Etika Simpanse dan Kacaunya Moralitas Manusia Modern
Dalam buku Shadows of Forgotten Ancestors karya Carl Sagan dan Ann Druyan, terdapat pengamatan menarik tentang kehidupan simpanse, yang mengungkapkan adanya aturan sosial alami di antara mereka. Simpanse memiliki hierarki, menghormati pejantan dominan, menyayangi induk mereka, melindungi kelompok dari ancaman luar, dan bahkan mengharamkan incest. Semua ini terjadi tanpa panduan kitab suci ataupun hukum tertulis. Perilaku ini memunculkan pertanyaan penting, jika simpanse tanpa sistem hukum formal mampu menjaga struktur sosial yang stabil, mengapa masyarakat manusia yang dibekali hukum, agama, dan ideologi sering terjebak dalam kekacauan moral dan sosial, terutama di era modern yang didominasi oleh liberalisme?
Sistem Sosial Simpanse
Simpanse hidup dalam kelompok yang memiliki keteraturan. Hierarki sosial menjadi landasan yang diikuti oleh setiap anggota. Pejantan alfa memegang peran dominan, bukan hanya melalui kekuatan fisik tetapi juga kemampuan untuk merawat dan melindungi kelompok. Interaksi antaranggota kelompok memperlihatkan nilai-nilai kebersamaan, seperti berbagi makanan dan perawatan anak.

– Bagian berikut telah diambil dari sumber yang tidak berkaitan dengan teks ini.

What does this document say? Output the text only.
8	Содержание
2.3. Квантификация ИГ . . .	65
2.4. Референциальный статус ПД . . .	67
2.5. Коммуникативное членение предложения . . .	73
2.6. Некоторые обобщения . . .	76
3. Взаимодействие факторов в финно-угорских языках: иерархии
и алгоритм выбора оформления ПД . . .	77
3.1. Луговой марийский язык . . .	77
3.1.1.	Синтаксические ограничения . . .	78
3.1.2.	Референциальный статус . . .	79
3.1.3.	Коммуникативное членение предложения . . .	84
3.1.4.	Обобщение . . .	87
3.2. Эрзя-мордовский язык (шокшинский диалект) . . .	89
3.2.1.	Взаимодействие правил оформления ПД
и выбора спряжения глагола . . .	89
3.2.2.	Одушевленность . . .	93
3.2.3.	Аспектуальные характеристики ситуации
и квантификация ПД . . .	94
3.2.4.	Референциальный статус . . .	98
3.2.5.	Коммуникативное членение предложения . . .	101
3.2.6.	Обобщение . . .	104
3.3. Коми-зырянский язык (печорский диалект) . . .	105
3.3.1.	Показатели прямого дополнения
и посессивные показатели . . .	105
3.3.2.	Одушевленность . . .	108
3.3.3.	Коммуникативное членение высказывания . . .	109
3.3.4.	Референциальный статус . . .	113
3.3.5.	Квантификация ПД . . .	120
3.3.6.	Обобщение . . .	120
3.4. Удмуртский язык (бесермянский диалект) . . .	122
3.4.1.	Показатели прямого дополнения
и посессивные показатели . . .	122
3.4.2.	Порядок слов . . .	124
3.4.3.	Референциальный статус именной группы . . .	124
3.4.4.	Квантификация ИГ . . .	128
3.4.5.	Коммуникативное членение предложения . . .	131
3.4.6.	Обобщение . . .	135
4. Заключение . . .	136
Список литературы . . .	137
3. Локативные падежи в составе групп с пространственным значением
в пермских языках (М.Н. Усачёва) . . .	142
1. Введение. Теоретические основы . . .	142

Patriotisme sederhana juga terlihat ketika simpanse mempertahankan kelompok mereka dari ancaman luar. Mereka tidak memiliki agama atau institusi formal, tetapi norma-norma ini diwariskan melalui insting dan pembelajaran sosial, menciptakan harmoni yang membuat kelompok tetap bertahan.
Masyarakat Manusia
Manusia, di sisi lain, memiliki berbagai perangkat aturan, mulai dari hukum negara hingga norma agama, untuk menciptakan keteraturan. Namun, alih-alih harmoni, masyarakat manusia justru sering terjebak dalam konflik, ketimpangan, dan kekacauan moral. Faktor utama yang membedakan manusia dari simpanse adalah kesadaran, ideologi, dan kebebasan memilih.

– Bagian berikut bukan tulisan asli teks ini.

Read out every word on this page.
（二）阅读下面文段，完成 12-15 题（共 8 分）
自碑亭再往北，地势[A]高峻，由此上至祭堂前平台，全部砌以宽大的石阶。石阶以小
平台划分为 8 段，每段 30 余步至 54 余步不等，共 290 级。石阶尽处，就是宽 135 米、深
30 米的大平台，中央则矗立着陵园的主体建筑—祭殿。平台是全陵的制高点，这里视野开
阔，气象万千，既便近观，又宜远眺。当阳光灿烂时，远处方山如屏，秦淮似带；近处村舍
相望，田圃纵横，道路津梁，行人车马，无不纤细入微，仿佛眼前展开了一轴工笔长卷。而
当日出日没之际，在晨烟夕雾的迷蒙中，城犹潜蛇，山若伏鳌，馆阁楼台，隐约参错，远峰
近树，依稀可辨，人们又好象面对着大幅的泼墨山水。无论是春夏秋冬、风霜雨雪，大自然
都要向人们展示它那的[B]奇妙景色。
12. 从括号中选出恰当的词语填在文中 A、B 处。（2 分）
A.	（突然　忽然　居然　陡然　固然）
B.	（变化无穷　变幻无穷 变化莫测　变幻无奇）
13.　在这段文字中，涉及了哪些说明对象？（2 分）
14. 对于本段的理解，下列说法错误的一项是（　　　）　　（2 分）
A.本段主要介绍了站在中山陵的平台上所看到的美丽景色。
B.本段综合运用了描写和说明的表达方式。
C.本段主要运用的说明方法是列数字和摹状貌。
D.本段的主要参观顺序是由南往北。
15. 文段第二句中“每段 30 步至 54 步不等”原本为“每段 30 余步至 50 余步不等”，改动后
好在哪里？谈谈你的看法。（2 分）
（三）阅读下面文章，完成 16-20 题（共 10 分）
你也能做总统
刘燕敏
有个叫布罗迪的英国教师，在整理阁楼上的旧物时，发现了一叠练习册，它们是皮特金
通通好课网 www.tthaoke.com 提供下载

Sejak munculnya liberalisme, kebebasan individu sering kali didewakan. Liberalisme mendorong manusia untuk memprioritaskan keinginan pribadi di atas kepentingan kelompok, sebuah konsep yang bertolak belakang dengan etika simpanse. Dalam masyarakat liberal, aturan moral dan norma sosial menjadi kabur. Segala sesuatu dapat dinegosiasikan atas nama kebebasan individu, yang pada akhirnya melemahkan struktur sosial yang dulu diikat oleh norma bersama.
Agama dan Aturan Moral
Agama pernah menjadi fondasi moralitas masyarakat manusia. Kitab suci menyediakan panduan etis yang serupa dengan norma-norma sosial di kalangan simpanse, tetapi dengan legitimasi yang dianggap datang dari kekuatan ilahi. Aturan seperti larangan incest, kewajiban berbagi, dan hierarki sosial tercermin dalam hampir semua tradisi agama besar.

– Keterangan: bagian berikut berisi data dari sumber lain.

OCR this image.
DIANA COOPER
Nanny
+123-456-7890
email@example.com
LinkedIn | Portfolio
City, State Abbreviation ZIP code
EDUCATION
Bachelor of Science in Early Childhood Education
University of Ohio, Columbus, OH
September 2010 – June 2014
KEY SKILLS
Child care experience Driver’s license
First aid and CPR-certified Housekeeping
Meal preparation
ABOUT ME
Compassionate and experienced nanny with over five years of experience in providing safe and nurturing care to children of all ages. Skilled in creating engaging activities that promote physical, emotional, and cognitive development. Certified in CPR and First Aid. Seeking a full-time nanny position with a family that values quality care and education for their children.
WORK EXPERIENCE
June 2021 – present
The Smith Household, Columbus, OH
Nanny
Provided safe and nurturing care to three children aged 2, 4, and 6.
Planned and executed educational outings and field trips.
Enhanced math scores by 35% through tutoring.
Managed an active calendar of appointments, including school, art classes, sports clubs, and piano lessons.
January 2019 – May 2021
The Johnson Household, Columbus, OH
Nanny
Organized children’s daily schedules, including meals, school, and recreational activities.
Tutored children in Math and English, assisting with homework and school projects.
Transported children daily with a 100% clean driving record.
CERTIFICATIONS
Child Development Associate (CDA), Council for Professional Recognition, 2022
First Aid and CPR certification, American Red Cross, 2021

Namun, dengan modernisasi dan sekularisasi, peran agama sebagai penentu moralitas mulai memudar. Banyak masyarakat kini memandang agama sebagai sesuatu yang membatasi kebebasan individu. Dalam konteks ini, agama sering dilihat sebagai representasi dari sistem feodal yang mengekang kreativitas dan inovasi, meskipun pada kenyataannya agama pernah menjadi perekat yang menyatukan masyarakat di masa lalu.
Kapitalisme: Sistem Feodal Modern?
Kapitalisme modern, yang tumbuh seiring dengan liberalisme, menghadirkan kontradiksi. Di satu sisi, kapitalisme menjanjikan kebebasan ekonomi, di sisi lain, ia menciptakan hierarki baru yang menyerupai feodalisme. Korporasi besar dan para miliarder memainkan peran seperti "pejantan alfa" dalam masyarakat simpanse, tetapi tanpa kewajiban moral untuk melindungi anggota kelompok mereka. Ketimpangan ekonomi yang ekstrem, eksploitasi sumber daya, dan minimnya solidaritas sosial menjadi ciri khas sistem ini.
Dalam masyarakat kapitalis, berbagi tidak lagi menjadi norma. Sebaliknya, individu didorong untuk mengejar keuntungan pribadi, bahkan jika itu merugikan kelompok. Hal ini sangat berbeda dari perilaku simpanse, yang memiliki nilai kebersamaan alami meskipun tidak mengenal uang atau pasar.